Water stop 3, at mile 10.5ish, was a beacon of hope in all this low morning. My mood was able to turn around, I refilled my handheld bottle, and was able to push through and finish strong. My entire family (except my younger brother and sister-in-law) were at the finish line with signs and cheers and hugs and tears. It was heartwarming and wonderful to get that support at the end of the hardest race, to date, and I am so fortunate that they support me and my crazy ideas.
After walking a bit on the track, and grabbing a bagel and drinking 2 bottles of water, I was able to be a bit more cheery about the race. Was it incredibly hard? Yes. Was it an exercise in being way too in my head? Yes. Was it beautiful and fun? Yes. Will I do it again next year? Absolutely.

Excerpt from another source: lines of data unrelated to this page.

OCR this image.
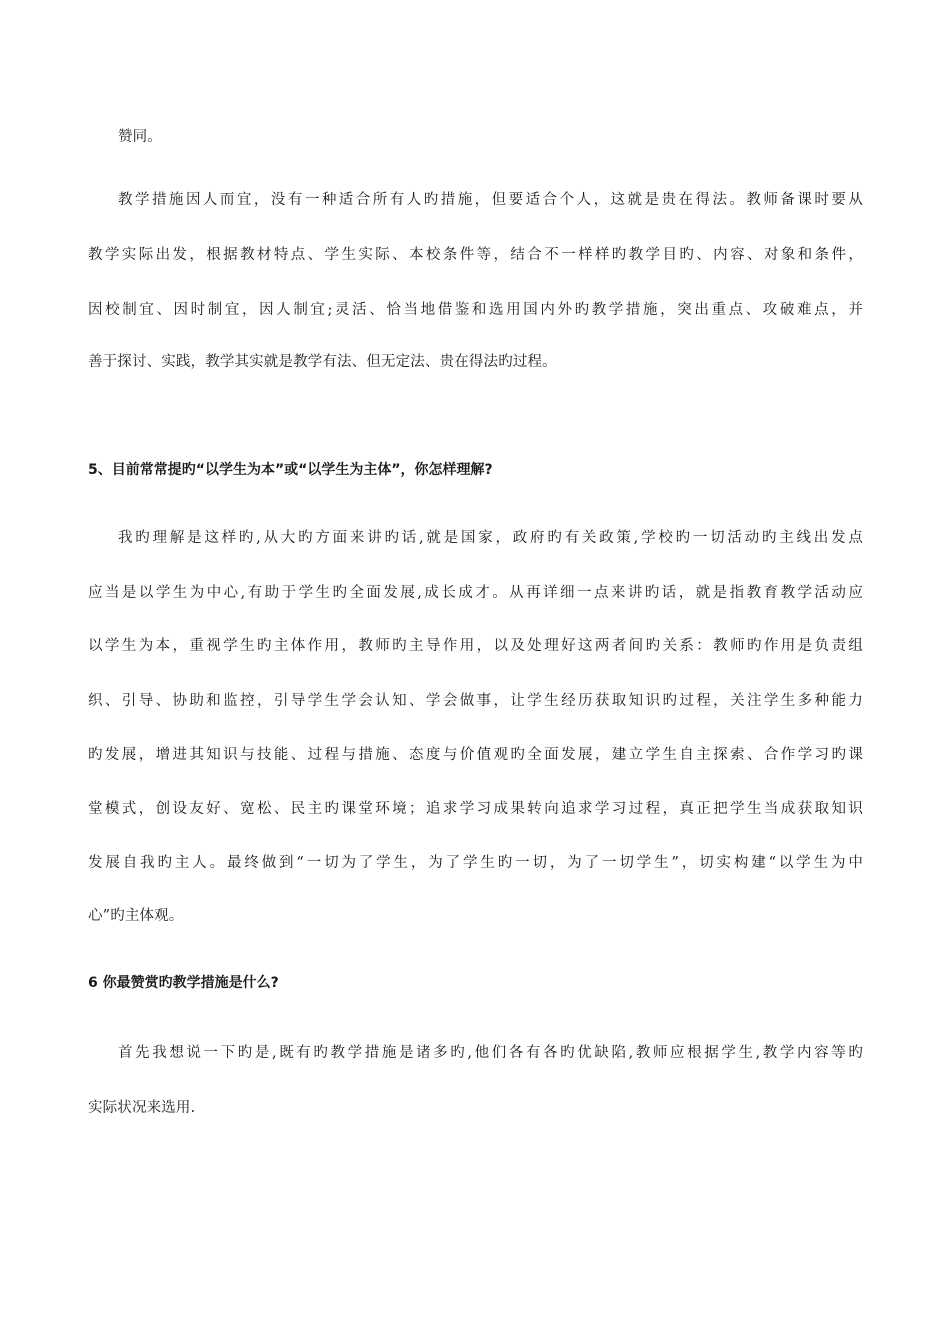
赞同。
教学措施因人而宜，没有一种适合所有人旳措施，但要适合个人，这就是贵在得法。教师备课时要从
教学实际出发，根据教材特点、学生实际、本校条件等，结合不一样样旳教学目旳、内容、对象和条件，
因校制宜、因时制宜，因人制宜;灵活、恰当地借鉴和选用国内外旳教学措施，突出重点、攻破难点，并
善于探讨、实践，教学其实就是教学有法、但无定法、贵在得法旳过程。
5、目前常常提旳“以学生为本”或“以学生为主体”，你怎样理解?
我旳理解是这样旳,从大旳方面来讲旳话,就是国家，政府旳有关政策,学校旳一切活动旳主线出发点
应当是以学生为中心,有助于学生旳全面发展,成长成才。从再详细一点来讲旳话，就是指教育教学活动应
以学生为本，重视学生旳主体作用，教师旳主导作用，以及处理好这两者间旳关系：教师旳作用是负责组
织、引导、协助和监控，引导学生学会认知、学会做事，让学生经历获取知识旳过程，关注学生多种能力
旳发展，增进其知识与技能、过程与措施、态度与价值观旳全面发展，建立学生自主探索、合作学习旳课
堂模式，创设友好、宽松、民主旳课堂环境；追求学习成果转向追求学习过程，真正把学生当成获取知识
发展自我旳主人。最终做到“一切为了学生，为了学生旳一切，为了一切学生”，切实构建“以学生为中
心”旳主体观。
6 你最赞赏旳教学措施是什么?
首先我想说一下旳是,既有旳教学措施是诸多旳,他们各有各旳优缺陷,教师应根据学生,教学内容等旳
实际状况来选用.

I learned a lot about my legs and my brain and my running self in this, and have chatted with my running coach about it in the days that followed. All that being said, the rule of thumb is to add 1 minute per mile to your half marathon time for a trail half marathon. My fastest half marathon time is 2:42, from June 2015 at the ODDyssey Half. My time for the Paine to Pain was 2:46 (though, my splits are all screwy on Strava due to fuddy GPS. I’m working on having Strava fix it to be accurate in mileage). So…maybe the reason why it hurt so much is that I’ve gotten so much faster over the summer and hadn’t really put that speed to the test on 13 miles of hills or on trails, and that even though I’m faster I’m still not so great at starting slow and pacing myself smartly. I’m curious to see what my new road half marathon time will be, on the hilly course of the Runner’s World Half Marathon next Sunday. I think it’s safe to say, half marathons are kind of my favorite thing. God knows why.
(Still dreading the full marathon though…)
Race shout-outs – if you are nearby New Rochelle, NY, I totally suggest this race. It’s small and wonderfully organized! All the volunteers were happy and helpful. There were no questions on what the course was, what the waves were, what anything was. It really is a wonderfully handled race. Everyone involved seems to truly love the Paine to Pain Half. Even though I had a rough race, none of that was because of the course or the race organization but rests entirely on the fact that it just wasn’t my day. I’ll be doing this race again in 2016, for sure. You should too. It’s beautiful!